The grave is dug and the soil lays piled at the side, on a large tarpaulin. He drives the digger back to the garage, shutting up the door yet leaving it unlocked. It's late autumn, October, November perhaps, and cold. The night is clear with stars visible in the sky, but the graveyard is on the edge of the city which washes away most of the stars with its orange glare. A road passes right beside and the whooshing sound of cars is ceaseless, but it's a welcome presence for him, an attachment to a world that seems so distant, that often fails to register in his life for days.
He took the job not because he craved silence; he simply couldn't live without it. It's a strange fact that the loneliest of us are often those who most want to be alone, for their loneliness was born somewhere in the past and can't be corrected, so tied it is to people who are gone or irrevocably changed. Now he never has to leave the place, and the people he meets are mostly swamped with tragedy which gives them a defencelessness, a blunt truthfulness that he finds easy to deal with. He knows what he is to them and exactly where he stands, and nothing more is expected but his silence and compassion, qualities he has in abundance.

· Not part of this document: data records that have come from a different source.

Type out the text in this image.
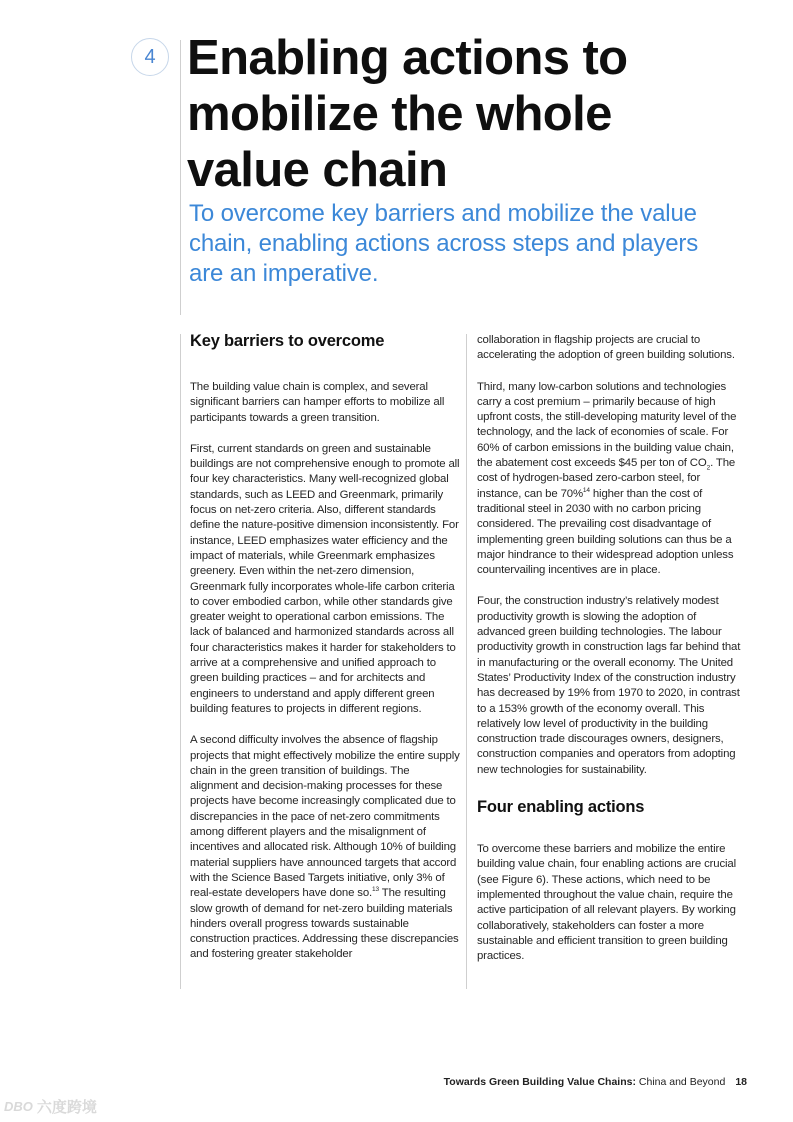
4 Enabling actions to mobilize the whole value chain

To overcome key barriers and mobilize the value chain, enabling actions across steps and players are an imperative.

Key barriers to overcome

The building value chain is complex, and several significant barriers can hamper efforts to mobilize all participants towards a green transition.

First, current standards on green and sustainable buildings are not comprehensive enough to promote all four key characteristics. Many well-recognized global standards, such as LEED and Greenmark, primarily focus on net-zero criteria. Also, different standards define the nature-positive dimension inconsistently. For instance, LEED emphasizes water efficiency and the impact of materials, while Greenmark emphasizes greenery. Even within the net-zero dimension, Greenmark fully incorporates whole-life carbon criteria to cover embodied carbon, while other standards give greater weight to operational carbon emissions. The lack of balanced and harmonized standards across all four characteristics makes it harder for stakeholders to arrive at a comprehensive and unified approach to green building practices – and for architects and engineers to understand and apply different green building features to projects in different regions.

A second difficulty involves the absence of flagship projects that might effectively mobilize the entire supply chain in the green transition of buildings. The alignment and decision-making processes for these projects have become increasingly complicated due to discrepancies in the pace of net-zero commitments among different players and the misalignment of incentives and allocated risk. Although 10% of building material suppliers have announced targets that accord with the Science Based Targets initiative, only 3% of real-estate developers have done so.$^{13}$ The resulting slow growth of demand for net-zero building materials hinders overall progress towards sustainable construction practices. Addressing these discrepancies and fostering greater stakeholder

collaboration in flagship projects are crucial to accelerating the adoption of green building solutions.

Third, many low-carbon solutions and technologies carry a cost premium – primarily because of high upfront costs, the still-developing maturity level of the technology, and the lack of economies of scale. For 60% of carbon emissions in the building value chain, the abatement cost exceeds $45 per ton of $CO_2$. The cost of hydrogen-based zero-carbon steel, for instance, can be 70%$^{14}$ higher than the cost of traditional steel in 2030 with no carbon pricing considered. The prevailing cost disadvantage of implementing green building solutions can thus be a major hindrance to their widespread adoption unless countervailing incentives are in place.

Four, the construction industry’s relatively modest productivity growth is slowing the adoption of advanced green building technologies. The labour productivity growth in construction lags far behind that in manufacturing or the overall economy. The United States’ Productivity Index of the construction industry has decreased by 19% from 1970 to 2020, in contrast to a 153% growth of the economy overall. This relatively low level of productivity in the building construction trade discourages owners, designers, construction companies and operators from adopting new technologies for sustainability.

Four enabling actions

To overcome these barriers and mobilize the entire building value chain, four enabling actions are crucial (see Figure 6). These actions, which need to be implemented throughout the value chain, require the active participation of all relevant players. By working collaboratively, stakeholders can foster a more sustainable and efficient transition to green building practices.

Towards Green Building Value Chains: China and Beyond 18
DBO 六度跨境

He takes out a cigarette and starts to walk about the cemetery, down through the lanes where the trees have lost their leaves and sing solemnly in the breeze. There's a section devoted to children where the stones are small and pretty, covered with teddy bears and little plastic windmills that revolve noisily in the wind, as if their parents truly believe they can listen, that the silence of their own deaths might scare them. He doesn't think twice about any of the graves usually, yet these, these taken ones, bring about a deep sadness within him, and their tiny holes are always the hardest to dig, will always contain his tears.

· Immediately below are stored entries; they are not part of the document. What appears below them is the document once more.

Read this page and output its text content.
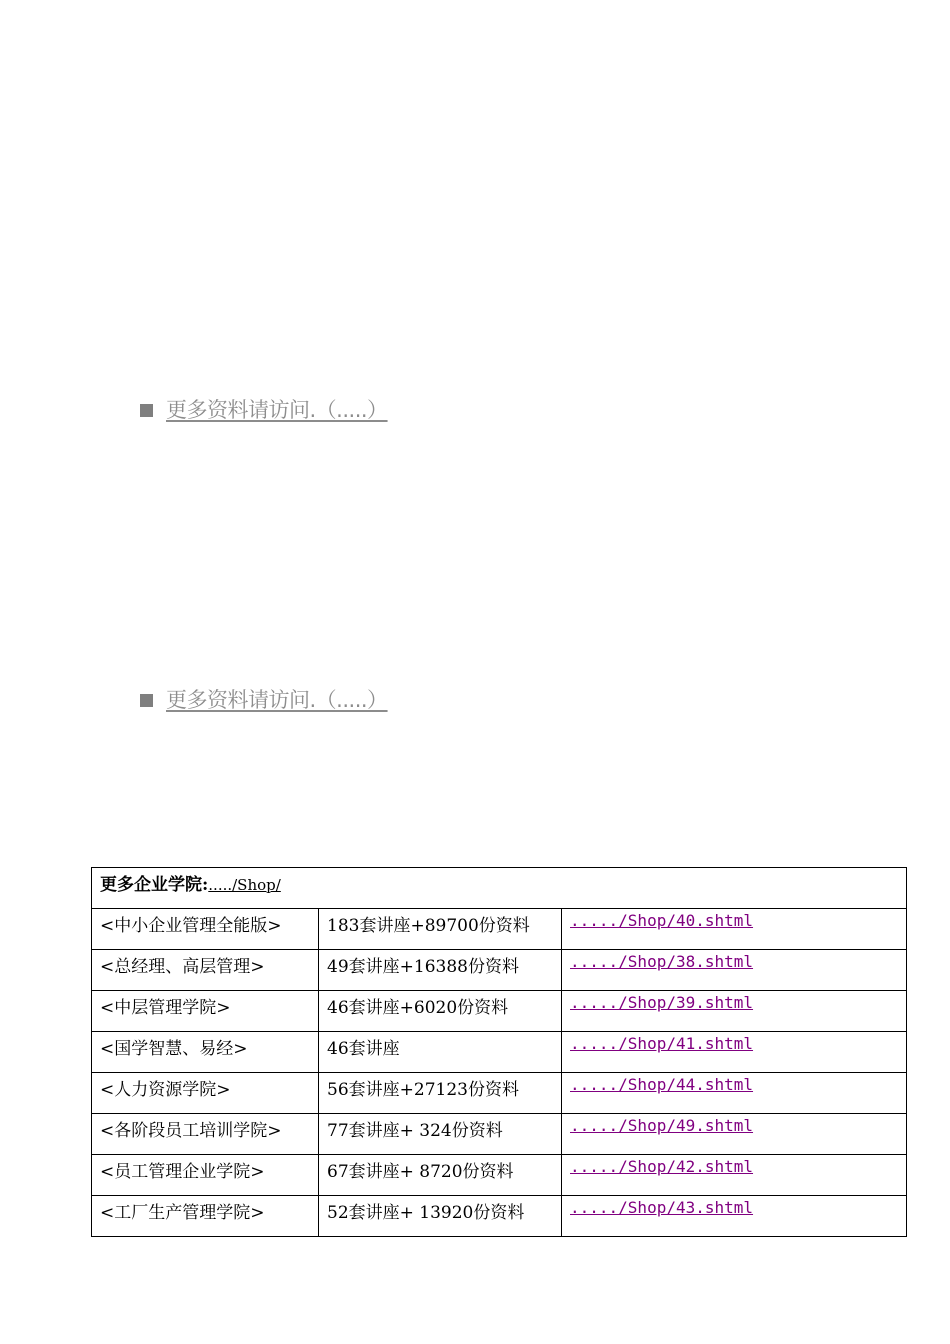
更多资料请访问.（.....）
更多资料请访问.（.....）
更多企业学院:...../Shop/		
<中小企业管理全能版>	183套讲座+89700份资料	...../Shop/40.shtml
<总经理、高层管理>	49套讲座+16388份资料	...../Shop/38.shtml
<中层管理学院>	46套讲座+6020份资料	...../Shop/39.shtml
<国学智慧、易经>	46套讲座	...../Shop/41.shtml
<人力资源学院>	56套讲座+27123份资料	...../Shop/44.shtml
<各阶段员工培训学院>	77套讲座+ 324份资料	...../Shop/49.shtml
<员工管理企业学院>	67套讲座+ 8720份资料	...../Shop/42.shtml
<工厂生产管理学院>	52套讲座+ 13920份资料	...../Shop/43.shtml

Even before he worked in the cemetery he thought the place fascinating, perched on the edge of the city yet silent so much of the time, cocooned across time with so many human emotions unrepresented and others taken to such passionate extremes, a haven for the living and an education to see how similar the gravestones look, how like one another we become in death. But don't be deceived, to work in such a place doesn't lead one to thoughts of suicide, the effect is opposite, confronted always by the true finality, the unexceptional event that death is ' it gives perspective, and also a real fear to be lying amongst the stones, in the damp, swallowing earth.
He walks a wide circle, through the oldest parts of the cemetery, and finally arrives back at the night's fresh grave. The space is running out ' there's just one empty green field left and after that a new sight will have to be found. The cemetery will be full and with it people will stop coming ' as time passes the relatives and friends will die themselves and all the graves will be unvisited, like the oldest are now, left to crumble and topple till nothing whatsoever remains.
He stands beside the hole and finishes his cigarette, throwing the butt into the darkness below. With one last look around he jumps down into the pit and lies down, looking up at the rectangular patch of stars above. The wind is picking up and the trees are beginning the monstrous rustle that has turned so many of his winter nights into battles of sound, the roaring of the trees drowning all faint, ancient voices. He can smell the damp earth and feel the chill spreading through his limbs. There is a safety in walls and depth, like the deepest parts of our mind, where we can always retreat to memory, as long as memory has not faded, but memory will always fade, become indistinct and hazy, and if not replaced will leave nowhere to turn, no personal place. Some of the tarpaulin that the earth is lying on has fallen down into the grave and he reaches up and takes hold of it. The stars are there, and the wind cannot move them. He pulls, using all his strength, and the wet grass allows the soil to be dragged towards the edge ' he reaches up and takes hold with both hands and the earth begins to tumble into the hole, obliterating the stars and insulating his ears from the boom of the wind, but there are voices in the earth.